November 2012 issue of “Young Animal” brings an illustration of curvaceous bishoujo tightly enclosed in sukumizu on its front cover, all courtesy of Kantoku – plaid still finding its way onto the canvas somehow as well.
This is definitely a more unusual artwork from Kantoku in that it drifts significantly in style from his typical technique – yet the employed concepts are much the same in spite of an altered focus. Normally, there would be extensive usage of line and shape to establish pattern – and then that pattern would subsequently be subject to intricate value, whilst simultaneously serving as one of the factors defining volume in itself.
In the case of this piece however, the core components consist of a single and more encompassing pair of shapes – the first being that of the bishoujo as a whole, and then more specifically, the sukumizu region. The latter of the two is particularly prominent and relevant in that it’s truly what establishes the form of the bishoujo – yet also, it exhibits Kantoku diving into the element of value on an even grander scale.
Much of what Kantoku manages to achieve, or in other words, the unprecedented art pieces he consistently outputs, all are of such an exquisite level directly as result of his mastered understanding and application of shadow. In an average work of Kantoku, shadow would be one critical facet of many which collectively formulate the gorgeous visual end-result of his illustrations.
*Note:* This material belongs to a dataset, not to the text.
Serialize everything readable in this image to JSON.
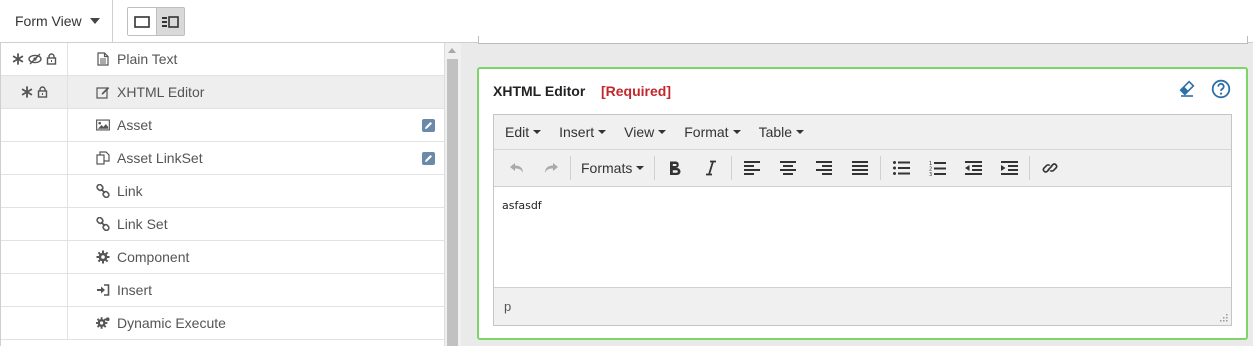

On the other hand, truly astounding here is how one can see Kantoku experimenting with shadow first-hand as he sets aside other aspects, and then formally indulges into a dedicated form he’s devised solely of highlights and precise gradients. The sukumizu is practically made of nothing but value – and this is Kantoku going all out, even near-totally evicting his beloved plaid patterns, to center on these exploits of light reacting on subject matter.
The fact that the variance in tone happens to be of such unparalleled degree is merely a secondary factor, showing that Kantoku isn’t merely knowledgeable in what he does, yet he’s pushing the boundaries and writing new ones – the very definition of the term “revolutionary”.